Mulai 1 Oktober 2026, Target Pemerintah dalam Ketersediaan B50 di Seluruh SPBU
- 14 Jul 2026 20:55 WIB
- Pusat Pemberitaan
Poin Utama
- Pemerintah Indonesia menargetkan seluruh SPBU menggunakan B50 (biodisel campuran 50 persen minyak sawit) pada 1 Oktober 2026 sebagai bagian dari program mandatori.

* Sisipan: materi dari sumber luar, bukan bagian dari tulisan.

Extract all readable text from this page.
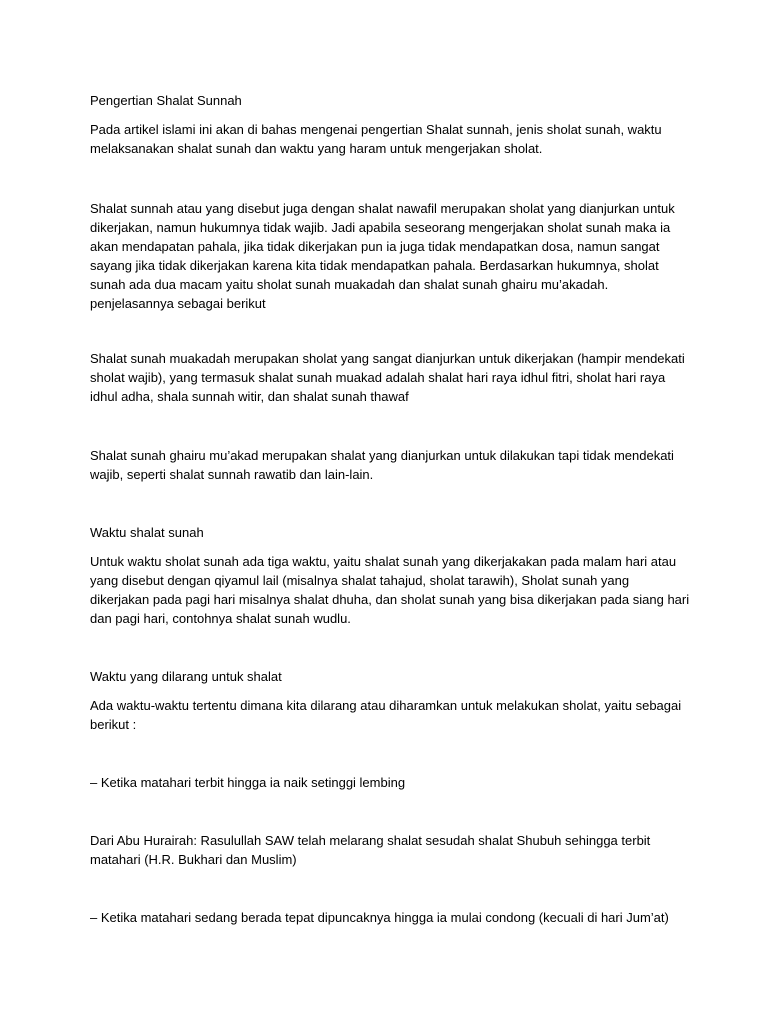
Pengertian Shalat Sunnah

Pada artikel islami ini akan di bahas mengenai pengertian Shalat sunnah, jenis sholat sunah, waktu melaksanakan shalat sunah dan waktu yang haram untuk mengerjakan sholat.

Shalat sunnah atau yang disebut juga dengan shalat nawafil merupakan sholat yang dianjurkan untuk dikerjakan, namun hukumnya tidak wajib. Jadi apabila seseorang mengerjakan sholat sunah maka ia akan mendapatan pahala, jika tidak dikerjakan pun ia juga tidak mendapatkan dosa, namun sangat sayang jika tidak dikerjakan karena kita tidak mendapatkan pahala. Berdasarkan hukumnya, sholat sunah ada dua macam yaitu sholat sunah muakadah dan shalat sunah ghairu mu’akadah. penjelasannya sebagai berikut

Shalat sunah muakadah merupakan sholat yang sangat dianjurkan untuk dikerjakan (hampir mendekati sholat wajib), yang termasuk shalat sunah muakad adalah shalat hari raya idhul fitri, sholat hari raya idhul adha, shala sunnah witir, dan shalat sunah thawaf

Shalat sunah ghairu mu’akad merupakan shalat yang dianjurkan untuk dilakukan tapi tidak mendekati wajib, seperti shalat sunnah rawatib dan lain-lain.

Waktu shalat sunah

Untuk waktu sholat sunah ada tiga waktu, yaitu shalat sunah yang dikerjakakan pada malam hari atau yang disebut dengan qiyamul lail (misalnya shalat tahajud, sholat tarawih), Sholat sunah yang dikerjakan pada pagi hari misalnya shalat dhuha, dan sholat sunah yang bisa dikerjakan pada siang hari dan pagi hari, contohnya shalat sunah wudlu.

Waktu yang dilarang untuk shalat

Ada waktu-waktu tertentu dimana kita dilarang atau diharamkan untuk melakukan sholat, yaitu sebagai berikut :

– Ketika matahari terbit hingga ia naik setinggi lembing

Dari Abu Hurairah: Rasulullah SAW telah melarang shalat sesudah shalat Shubuh sehingga terbit matahari (H.R. Bukhari dan Muslim)

– Ketika matahari sedang berada tepat dipuncaknya hingga ia mulai condong (kecuali di hari Jum’at)
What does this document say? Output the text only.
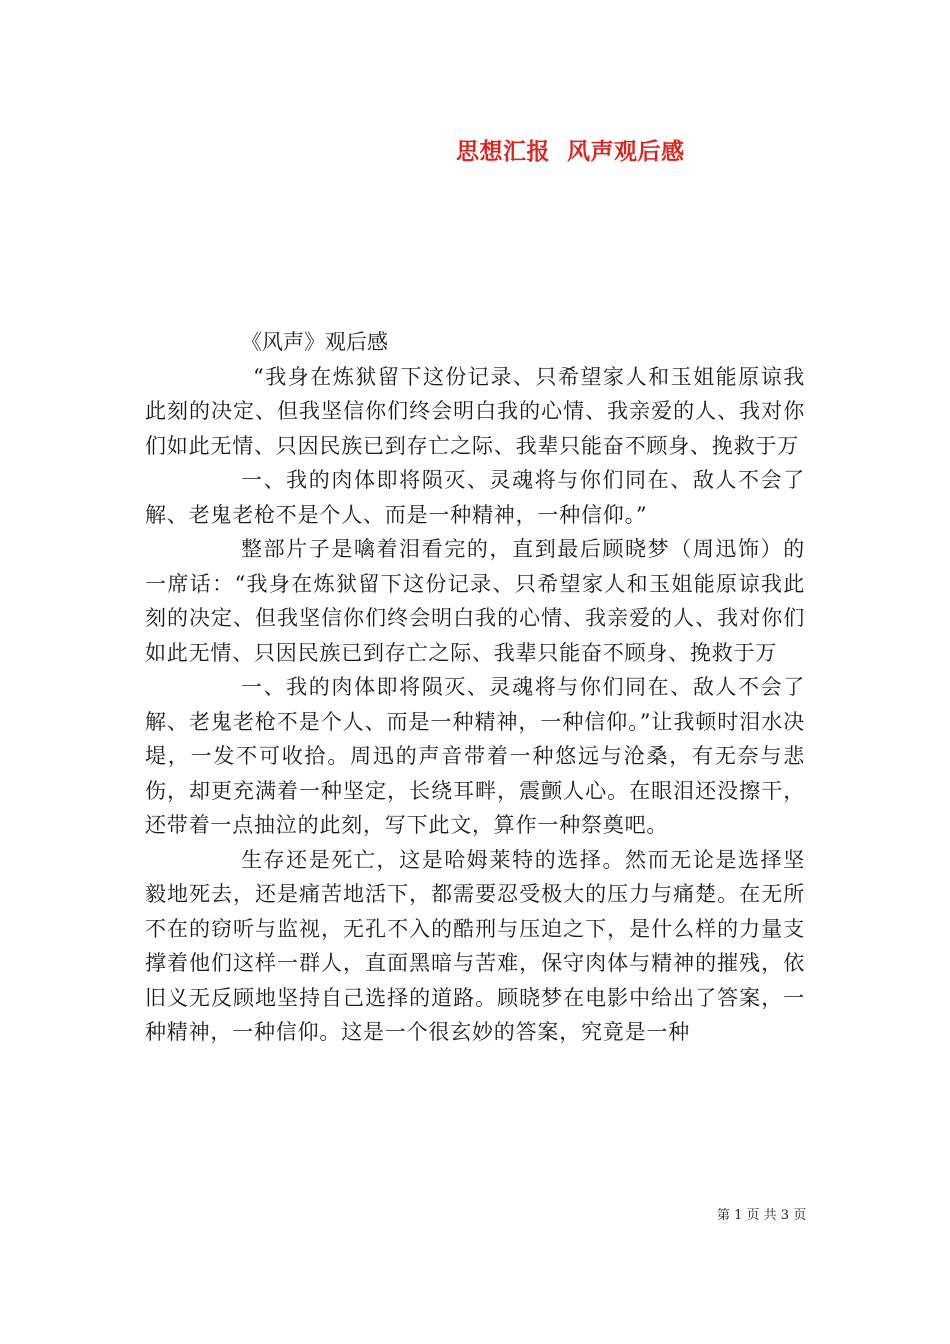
思想汇报  风声观后感

《风声》观后感

“我身在炼狱留下这份记录、只希望家人和玉姐能原谅我此刻的决定、但我坚信你们终会明白我的心情、我亲爱的人、我对你们如此无情、只因民族已到存亡之际、我辈只能奋不顾身、挽救于万

一、我的肉体即将陨灭、灵魂将与你们同在、敌人不会了解、老鬼老枪不是个人、而是一种精神，一种信仰。”

整部片子是噙着泪看完的，直到最后顾晓梦（周迅饰）的一席话：“我身在炼狱留下这份记录、只希望家人和玉姐能原谅我此刻的决定、但我坚信你们终会明白我的心情、我亲爱的人、我对你们如此无情、只因民族已到存亡之际、我辈只能奋不顾身、挽救于万

一、我的肉体即将陨灭、灵魂将与你们同在、敌人不会了解、老鬼老枪不是个人、而是一种精神，一种信仰。”让我顿时泪水决堤，一发不可收拾。周迅的声音带着一种悠远与沧桑，有无奈与悲伤，却更充满着一种坚定，长绕耳畔，震颤人心。在眼泪还没擦干，还带着一点抽泣的此刻，写下此文，算作一种祭奠吧。

生存还是死亡，这是哈姆莱特的选择。然而无论是选择坚毅地死去，还是痛苦地活下，都需要忍受极大的压力与痛楚。在无所不在的窃听与监视，无孔不入的酷刑与压迫之下，是什么样的力量支撑着他们这样一群人，直面黑暗与苦难，保守肉体与精神的摧残，依旧义无反顾地坚持自己选择的道路。顾晓梦在电影中给出了答案，一种精神，一种信仰。这是一个很玄妙的答案，究竟是一种

第 1 页 共 3 页
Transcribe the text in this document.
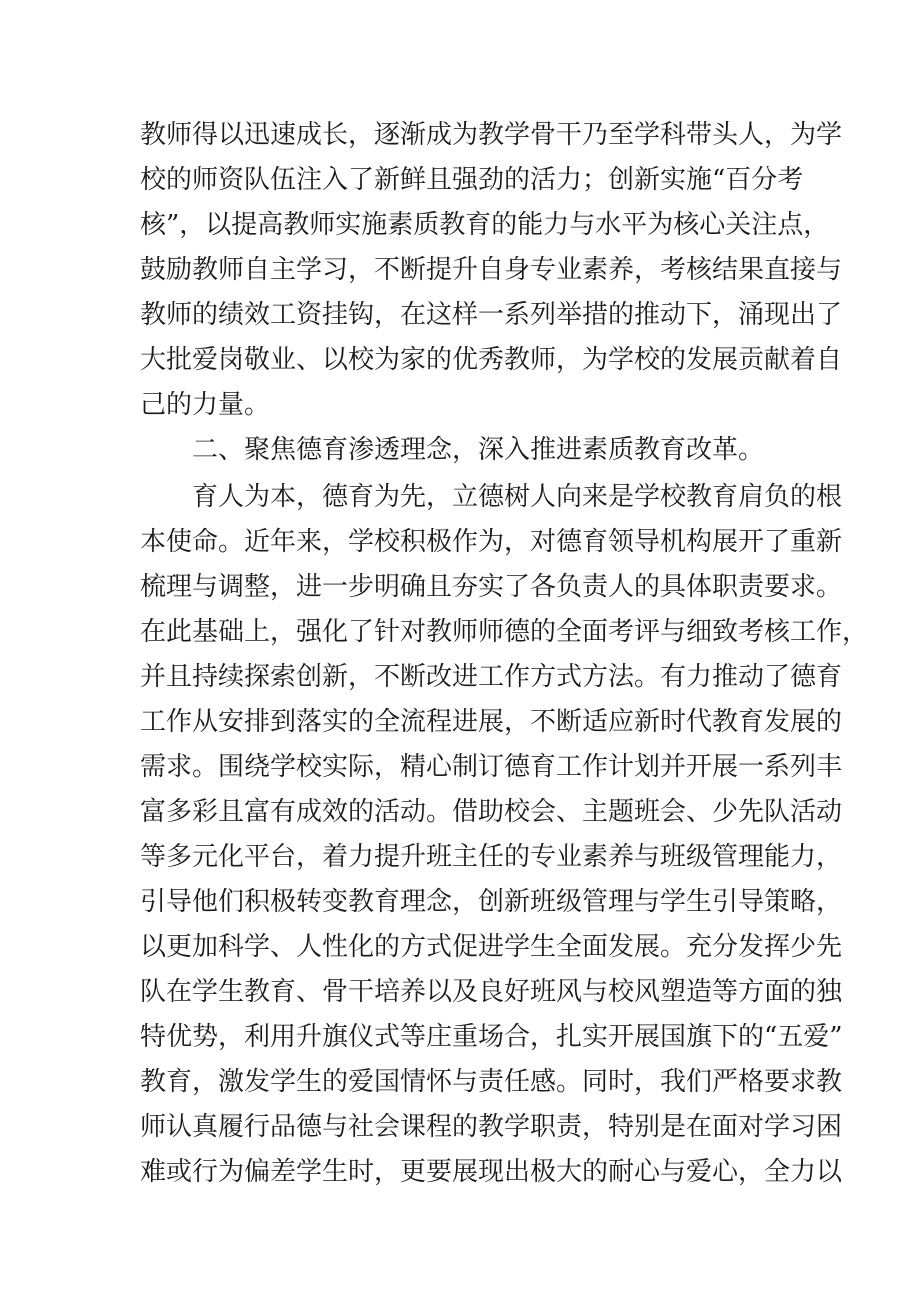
教师得以迅速成长，逐渐成为教学骨干乃至学科带头人，为学
校的师资队伍注入了新鲜且强劲的活力；创新实施“百分考
核”，以提高教师实施素质教育的能力与水平为核心关注点，
鼓励教师自主学习，不断提升自身专业素养，考核结果直接与
教师的绩效工资挂钩，在这样一系列举措的推动下，涌现出了
大批爱岗敬业、以校为家的优秀教师，为学校的发展贡献着自
己的力量。
二、聚焦德育渗透理念，深入推进素质教育改革。
育人为本，德育为先，立德树人向来是学校教育肩负的根
本使命。近年来，学校积极作为，对德育领导机构展开了重新
梳理与调整，进一步明确且夯实了各负责人的具体职责要求。
在此基础上，强化了针对教师师德的全面考评与细致考核工作，
并且持续探索创新，不断改进工作方式方法。有力推动了德育
工作从安排到落实的全流程进展，不断适应新时代教育发展的
需求。围绕学校实际，精心制订德育工作计划并开展一系列丰
富多彩且富有成效的活动。借助校会、主题班会、少先队活动
等多元化平台，着力提升班主任的专业素养与班级管理能力，
引导他们积极转变教育理念，创新班级管理与学生引导策略，
以更加科学、人性化的方式促进学生全面发展。充分发挥少先
队在学生教育、骨干培养以及良好班风与校风塑造等方面的独
特优势，利用升旗仪式等庄重场合，扎实开展国旗下的“五爱”
教育，激发学生的爱国情怀与责任感。同时，我们严格要求教
师认真履行品德与社会课程的教学职责，特别是在面对学习困
难或行为偏差学生时，更要展现出极大的耐心与爱心，全力以
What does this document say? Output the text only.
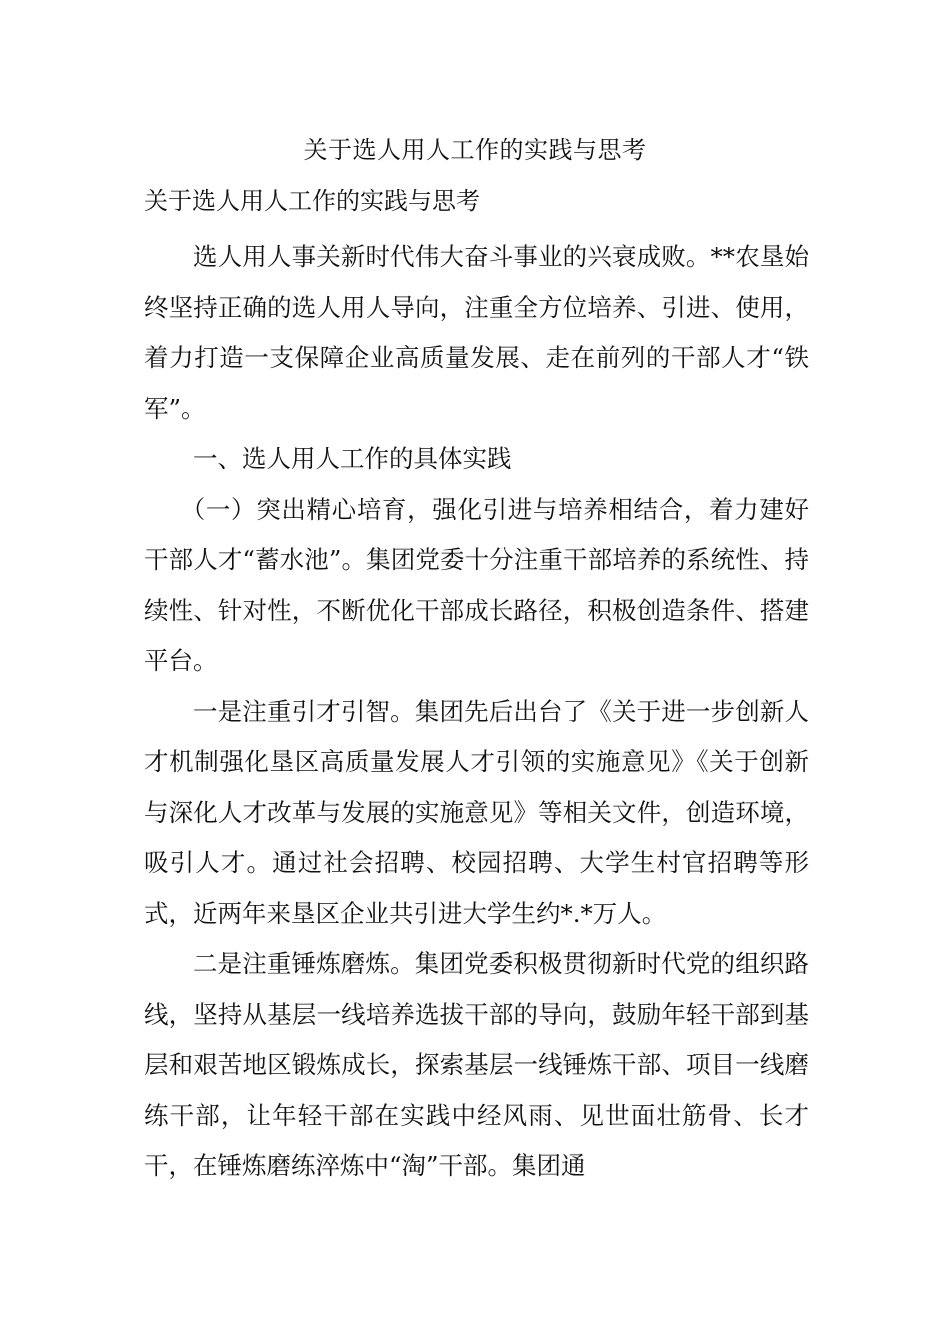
关于选人用人工作的实践与思考
关于选人用人工作的实践与思考

选人用人事关新时代伟大奋斗事业的兴衰成败。**农垦始终坚持正确的选人用人导向，注重全方位培养、引进、使用，着力打造一支保障企业高质量发展、走在前列的干部人才“铁军”。

一、选人用人工作的具体实践

（一）突出精心培育，强化引进与培养相结合，着力建好干部人才“蓄水池”。集团党委十分注重干部培养的系统性、持续性、针对性，不断优化干部成长路径，积极创造条件、搭建平台。

一是注重引才引智。集团先后出台了《关于进一步创新人才机制强化垦区高质量发展人才引领的实施意见》《关于创新与深化人才改革与发展的实施意见》等相关文件，创造环境，吸引人才。通过社会招聘、校园招聘、大学生村官招聘等形式，近两年来垦区企业共引进大学生约*.*万人。

二是注重锤炼磨炼。集团党委积极贯彻新时代党的组织路线，坚持从基层一线培养选拔干部的导向，鼓励年轻干部到基层和艰苦地区锻炼成长，探索基层一线锤炼干部、项目一线磨练干部，让年轻干部在实践中经风雨、见世面壮筋骨、长才干，在锤炼磨练淬炼中“淘”干部。集团通
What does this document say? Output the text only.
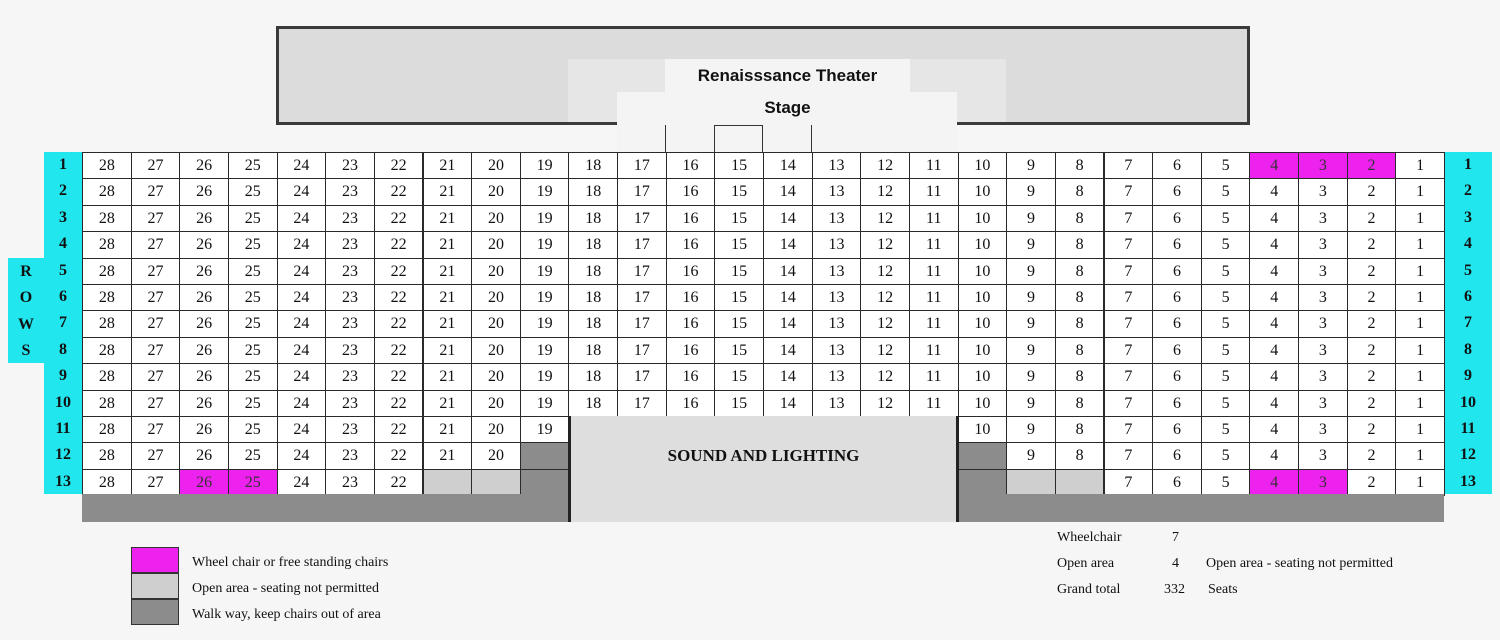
Renaisssance Theater
Stage
1	1
28	27	26	25	24	23	22	21	20	19	18	17	16	15	14	13	12	11	10	9	8	7	6	5	4	3	2	1
2	2
28	27	26	25	24	23	22	21	20	19	18	17	16	15	14	13	12	11	10	9	8	7	6	5	4	3	2	1
3	3
28	27	26	25	24	23	22	21	20	19	18	17	16	15	14	13	12	11	10	9	8	7	6	5	4	3	2	1
4	4
28	27	26	25	24	23	22	21	20	19	18	17	16	15	14	13	12	11	10	9	8	7	6	5	4	3	2	1
5	5
28	27	26	25	24	23	22	21	20	19	18	17	16	15	14	13	12	11	10	9	8	7	6	5	4	3	2	1
6	6
28	27	26	25	24	23	22	21	20	19	18	17	16	15	14	13	12	11	10	9	8	7	6	5	4	3	2	1
7	7
28	27	26	25	24	23	22	21	20	19	18	17	16	15	14	13	12	11	10	9	8	7	6	5	4	3	2	1
8	8
28	27	26	25	24	23	22	21	20	19	18	17	16	15	14	13	12	11	10	9	8	7	6	5	4	3	2	1
9	9
28	27	26	25	24	23	22	21	20	19	18	17	16	15	14	13	12	11	10	9	8	7	6	5	4	3	2	1
10	10
28	27	26	25	24	23	22	21	20	19	18	17	16	15	14	13	12	11	10	9	8	7	6	5	4	3	2	1
11	11
28	27	26	25	24	23	22	21	20	19	10	9	8	7	6	5	4	3	2	1
12	12
28	27	26	25	24	23	22	21	20	9	8	7	6	5	4	3	2	1
13	13
28	27	26	25	24	23	22	7	6	5	4	3	2	1
R
O
W
S
SOUND AND LIGHTING
Wheel chair or free standing chairs
Open area - seating not permitted
Walk way, keep chairs out of area
Wheelchair	7
Open area	4 Open area - seating not permitted
Grand total	332 Seats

- Program B50 dirancang untuk mengurangi ketergantungan impor solar dan dapat menghemat anggaran negara hingga Rp170 triliun jika impor solar dihentikan sepenuhnya.
- Pemerintah telah mempersiapkan kapasitas produksi biodiesel, ketersediaan bahan baku, serta infrastruktur blending dan distribusi untuk memastikan ketersediaan B50 merata di seluruh wilayah Indonesia.
RRI.CO.ID, Jakarta - Pemerintah menargetkan implementasi B50 pada seluruh Stasiun Pengisian Bahan Bakar Umum (SPBU) di Indonesia pada 1 Oktober 2026. Hal itu disampaikan Kepala Badan Komunikasi Pemerintah (Bakom) RI, Muhammad Qodari.
B50 atau biodisel, merupakan campuran bahan bakar minya (BBM) solar dengan minyak sawit sebesar 50 persen. Hal ini secara resmi telah diluncurkan Presiden Prabowo Subianto, melalui program mandatori biodisel B50, pada Kamis, 9 Juli 2026 lalu.
Kepala Bakom menjelaskan, bahwa program ini, menunjukan kemandirian Indonesia dalam ketergantungan BBM impor, khususnya solar. Dengan program mandatori B50, juga memberikan nilai tambah dalam pemanfaatan pengelolaan sumber daya alam (SDA) Indonesia.
"Ditargetkan pada 1 Oktober 2026, seluruh titik SPBU sudah menjual B50. Kebijakan ini menjadi bagian dari agenda strategis pemerintah untuk mengurangi ketergantungan terhadap impor BBM, memperkuat nilai tambah sumber daya alam nasional," kata Qodari dalam keterangan videonya resminya, Jakarta, Selasa, 14 Juli 2026.
Lebih lanjut diungkapkan Kepala Bakom, bahwa program mandatori B50 ini, juga difokuskan menghentikan impor solar sepenuhnya. Sebab dengan penghentian secara total impor solar itu dikatakan Qodari, dapat memberikan penghematan anggaran negara mencapai Rp170 Triliun.
Meski mandatori tersebut menghentikan sepenuhnya impor solar, namun Qodari memastikan bahwa pemerintah telah mempersiapkan kebutuhan produksi biodisel. Bahkan dikatakannya, dalam produksi B50, juga akan dipastikan dapat merata hingga ke seluruh daerah di Indonesia.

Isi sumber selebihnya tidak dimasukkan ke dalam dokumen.